Recently the IEA published a Roadmap and Policy package. The primary purpose of roadmap is to help establish a vision for vehicle fuel economy, promote specific targets, and outline key steps to achieve them. The roadmap also outlines roles for different stakeholders and describes how they can work together to reach common objectives. Finally, it introduces key elements of policy, which are further explored in Policy Pathway: Improving the Fuel Economy of Road Vehicles
Improving the Fuel Economy of Road Vehicles proposes a policy pathway in four phases to support the development of policies to improve fuel efficiency of road vehicles. In particular, case studies of the EU passenger car CO2 emissions regulation and Japanese HDV fuel economy standards offer insights to the critical steps needed in implementing these kinds of policies. Every country setting has different policy contexts and political appetites for change, different infrastructure and vehicle stock dynamics.
Among sectors, transport represents the greatest challenge but also the greatest opportunity to improve energy efficiency. Road transport has the highest dependency on oil compared with any other sector, and therefore, any improvements in energy efficiency can deliver great benefits in terms of increased energy security, economic performance, mobility for citizens and reduced carbon emissions.
The step-by-step guide and case studies of policies to improve the fuel economy of road vehicles has been developed for policymakers seeking to discover the lessons learned from other countries around the world in fuel economy policy making. It provides information and key steps for the development and effective implementation of policies to improve the fuel economy of road vehicles.

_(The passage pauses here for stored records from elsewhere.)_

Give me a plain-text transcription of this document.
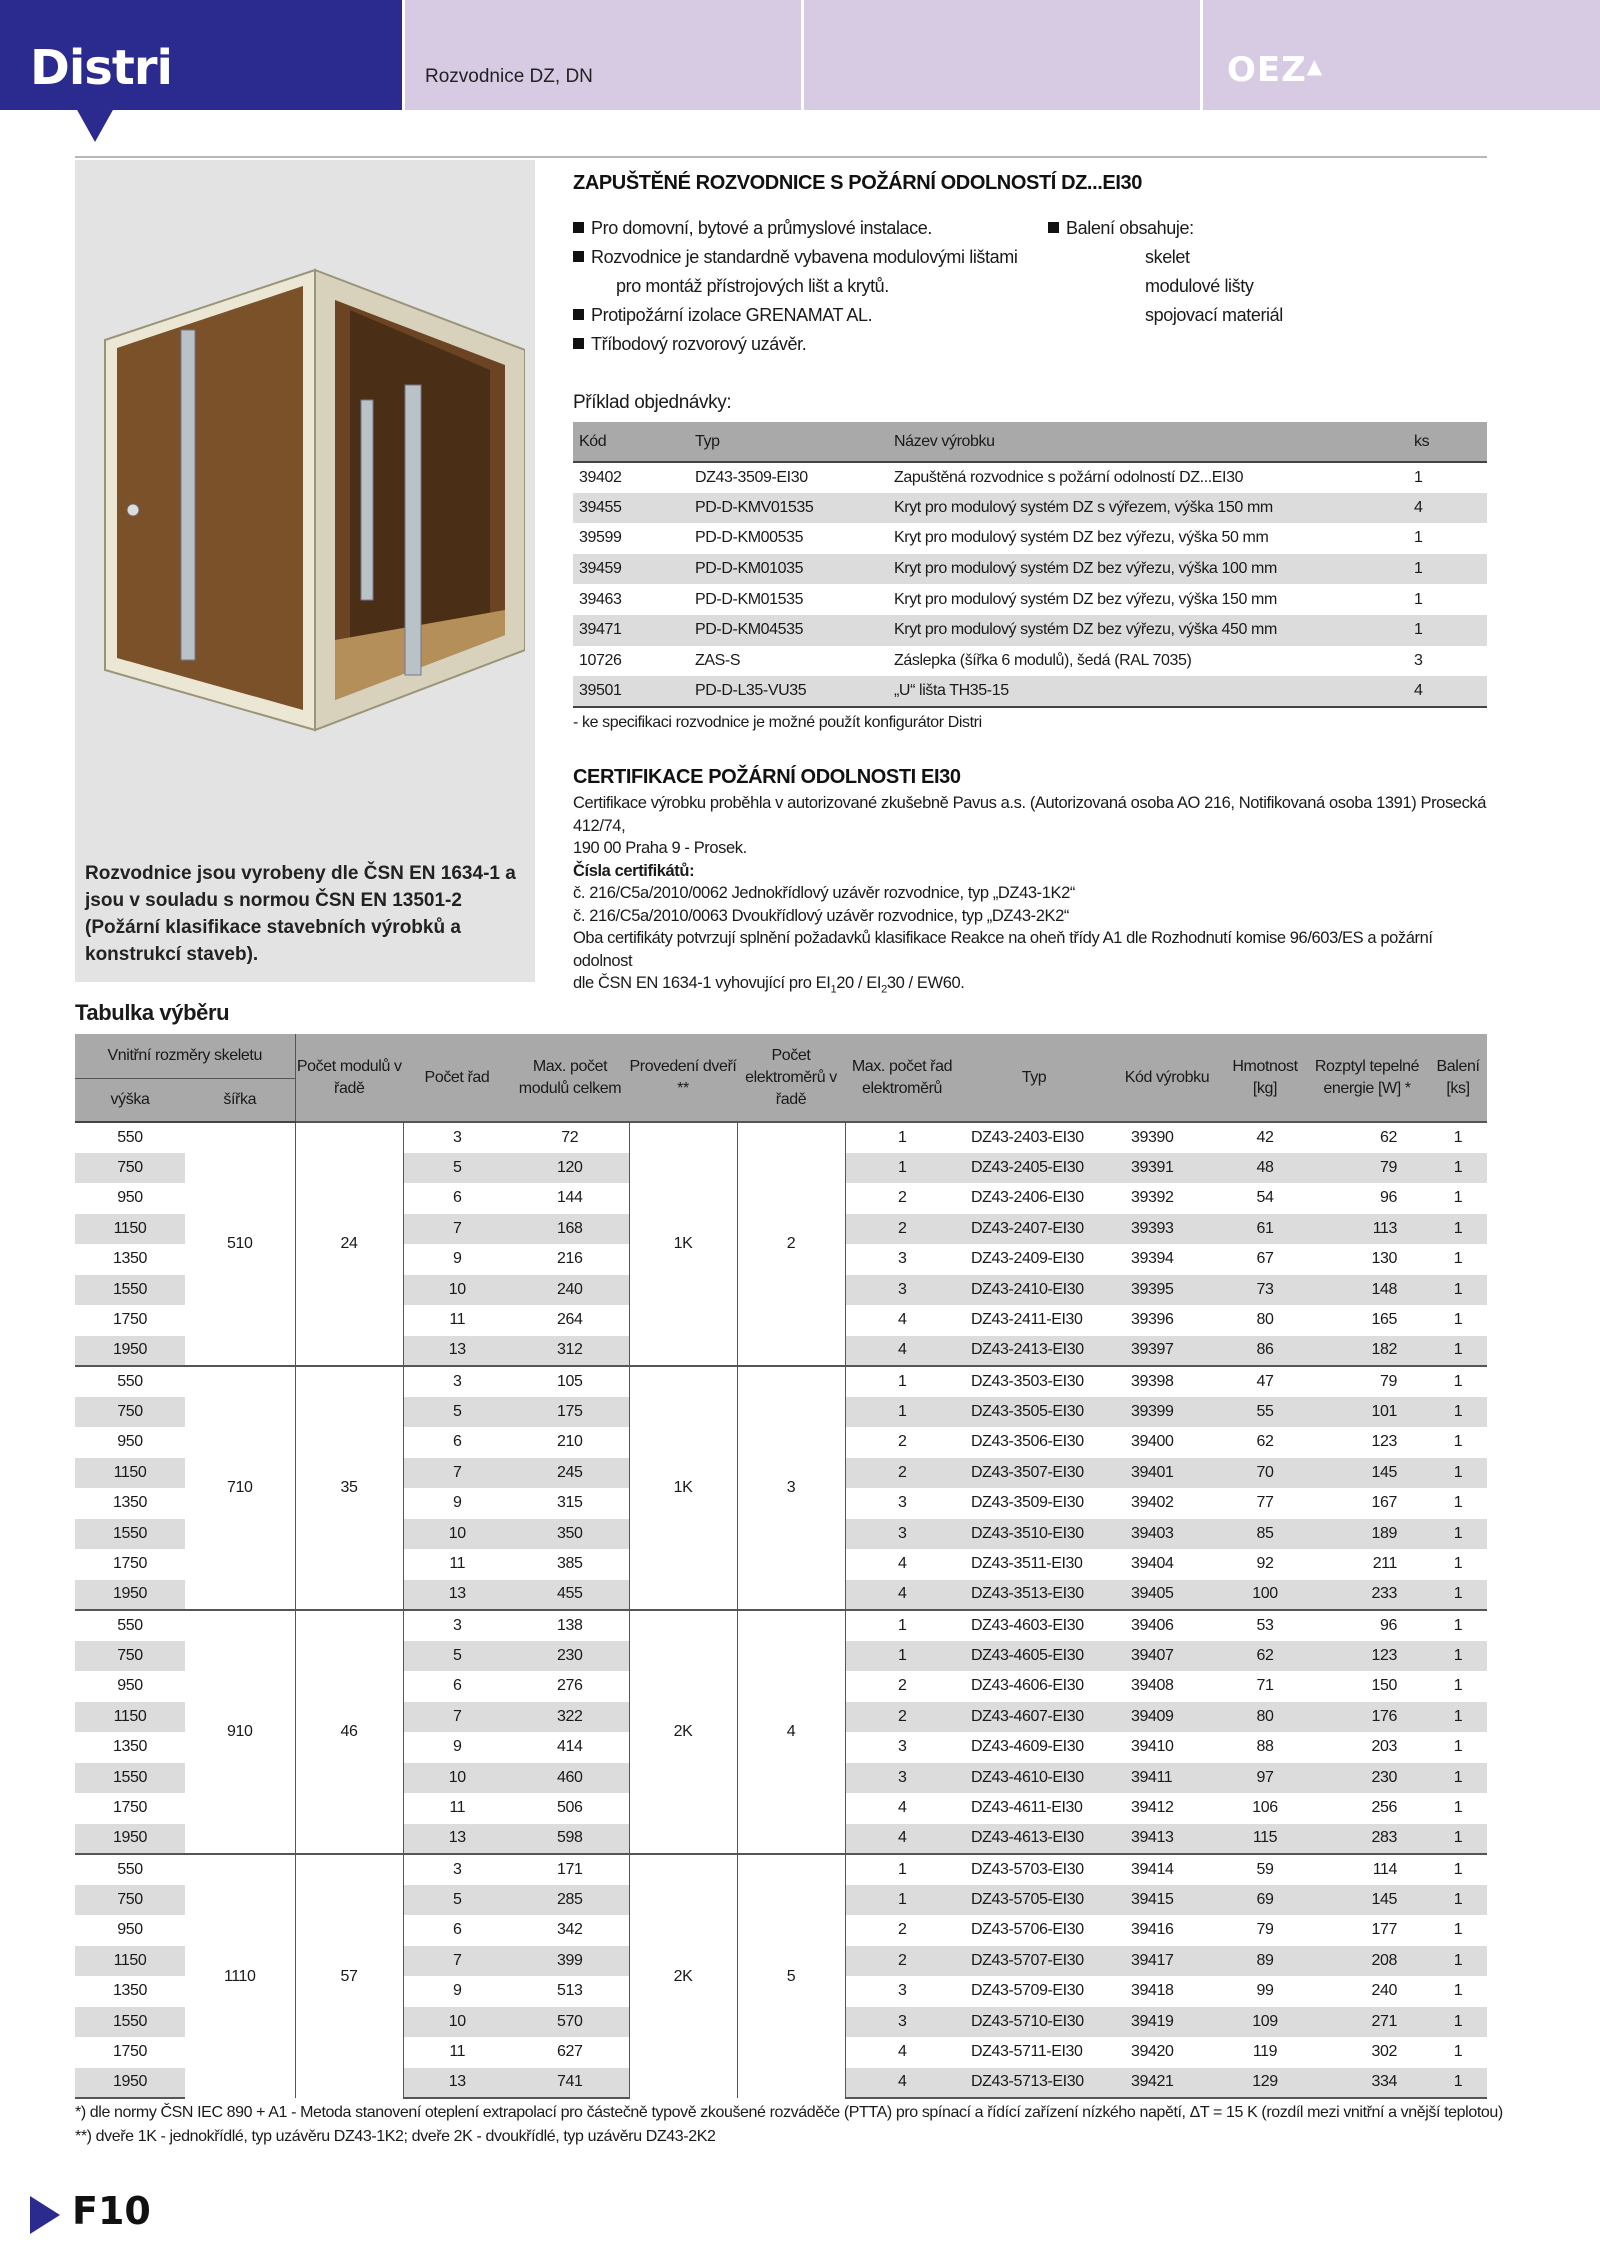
Distri	Rozvodnice DZ, DN	OEZ▲
Rozvodnice jsou vyrobeny dle ČSN EN 1634-1 a jsou v souladu s normou ČSN EN 13501-2 (Požární klasifikace stavebních výrobků a konstrukcí staveb).
ZAPUŠTĚNÉ ROZVODNICE S POŽÁRNÍ ODOLNOSTÍ DZ...EI30
Pro domovní, bytové a průmyslové instalace.
Rozvodnice je standardně vybavena modulovými lištami
pro montáž přístrojových lišt a krytů.
Protipožární izolace GRENAMAT AL.
Tříbodový rozvorový uzávěr.
Balení obsahuje:
skelet
modulové lišty
spojovací materiál
Příklad objednávky:
Kód	Typ	Název výrobku	ks
39402	DZ43-3509-EI30	Zapuštěná rozvodnice s požární odolností DZ...EI30	1
39455	PD-D-KMV01535	Kryt pro modulový systém DZ s výřezem, výška 150 mm	4
39599	PD-D-KM00535	Kryt pro modulový systém DZ bez výřezu, výška 50 mm	1
39459	PD-D-KM01035	Kryt pro modulový systém DZ bez výřezu, výška 100 mm	1
39463	PD-D-KM01535	Kryt pro modulový systém DZ bez výřezu, výška 150 mm	1
39471	PD-D-KM04535	Kryt pro modulový systém DZ bez výřezu, výška 450 mm	1
10726	ZAS-S	Záslepka (šířka 6 modulů), šedá (RAL 7035)	3
39501	PD-D-L35-VU35	„U“ lišta TH35-15	4
- ke specifikaci rozvodnice je možné použít konfigurátor Distri
CERTIFIKACE POŽÁRNÍ ODOLNOSTI EI30
Certifikace výrobku proběhla v autorizované zkušebně Pavus a.s. (Autorizovaná osoba AO 216, Notifikovaná osoba 1391) Prosecká 412/74,
190 00 Praha 9 - Prosek.
Čísla certifikátů:
č. 216/C5a/2010/0062 Jednokřídlový uzávěr rozvodnice, typ „DZ43-1K2“
č. 216/C5a/2010/0063 Dvoukřídlový uzávěr rozvodnice, typ „DZ43-2K2“
Oba certifikáty potvrzují splnění požadavků klasifikace Reakce na oheň třídy A1 dle Rozhodnutí komise 96/603/ES a požární odolnost
dle ČSN EN 1634-1 vyhovující pro $EI_120 / EI_230 / EW60$.
Tabulka výběru
Vnitřní rozměry skeletu		Počet modulů v řadě	Počet řad	Max. počet modulů celkem	Provedení dveří **	Počet elektroměrů v řadě	Max. počet řad elektroměrů	Typ	Kód výrobku	Hmotnost [kg]	Rozptyl tepelné energie [W] *	Balení [ks]
výška	šířka											
550	510	24	3	72	1K	2	1	DZ43-2403-EI30	39390	42	62	1
750			5	120			1	DZ43-2405-EI30	39391	48	79	1
950			6	144			2	DZ43-2406-EI30	39392	54	96	1
1150			7	168			2	DZ43-2407-EI30	39393	61	113	1
1350			9	216			3	DZ43-2409-EI30	39394	67	130	1
1550			10	240			3	DZ43-2410-EI30	39395	73	148	1
1750			11	264			4	DZ43-2411-EI30	39396	80	165	1
1950			13	312			4	DZ43-2413-EI30	39397	86	182	1
550	710	35	3	105	1K	3	1	DZ43-3503-EI30	39398	47	79	1
750			5	175			1	DZ43-3505-EI30	39399	55	101	1
950			6	210			2	DZ43-3506-EI30	39400	62	123	1
1150			7	245			2	DZ43-3507-EI30	39401	70	145	1
1350			9	315			3	DZ43-3509-EI30	39402	77	167	1
1550			10	350			3	DZ43-3510-EI30	39403	85	189	1
1750			11	385			4	DZ43-3511-EI30	39404	92	211	1
1950			13	455			4	DZ43-3513-EI30	39405	100	233	1
550	910	46	3	138	2K	4	1	DZ43-4603-EI30	39406	53	96	1
750			5	230			1	DZ43-4605-EI30	39407	62	123	1
950			6	276			2	DZ43-4606-EI30	39408	71	150	1
1150			7	322			2	DZ43-4607-EI30	39409	80	176	1
1350			9	414			3	DZ43-4609-EI30	39410	88	203	1
1550			10	460			3	DZ43-4610-EI30	39411	97	230	1
1750			11	506			4	DZ43-4611-EI30	39412	106	256	1
1950			13	598			4	DZ43-4613-EI30	39413	115	283	1
550	1110	57	3	171	2K	5	1	DZ43-5703-EI30	39414	59	114	1
750			5	285			1	DZ43-5705-EI30	39415	69	145	1
950			6	342			2	DZ43-5706-EI30	39416	79	177	1
1150			7	399			2	DZ43-5707-EI30	39417	89	208	1
1350			9	513			3	DZ43-5709-EI30	39418	99	240	1
1550			10	570			3	DZ43-5710-EI30	39419	109	271	1
1750			11	627			4	DZ43-5711-EI30	39420	119	302	1
1950			13	741			4	DZ43-5713-EI30	39421	129	334	1
*) dle normy ČSN IEC 890 + A1 - Metoda stanovení oteplení extrapolací pro částečně typově zkoušené rozváděče (PTTA) pro spínací a řídící zařízení nízkého napětí, ΔT = 15 K (rozdíl mezi vnitřní a vnější teplotou)
**) dveře 1K - jednokřídlé, typ uzávěru DZ43-1K2; dveře 2K - dvoukřídlé, typ uzávěru DZ43-2K2
F10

The Policy Pathway series aims to assist policy makers with implementation of the 25 IEA energy efficiency policy recommendations that were originally published and endorsed by G8 governments in 2008 and were updated and endorsed by IEA Ministers in 2011. These recommendations encourage governments to implement policies to capture the cost-effective energy-saving potential of energy efficiency measures across all sectors (IEA, 2011a). Five of these recommendations focus on policies to improve vehicle fuel efficiency and reduce fuel consumption from the transport sector.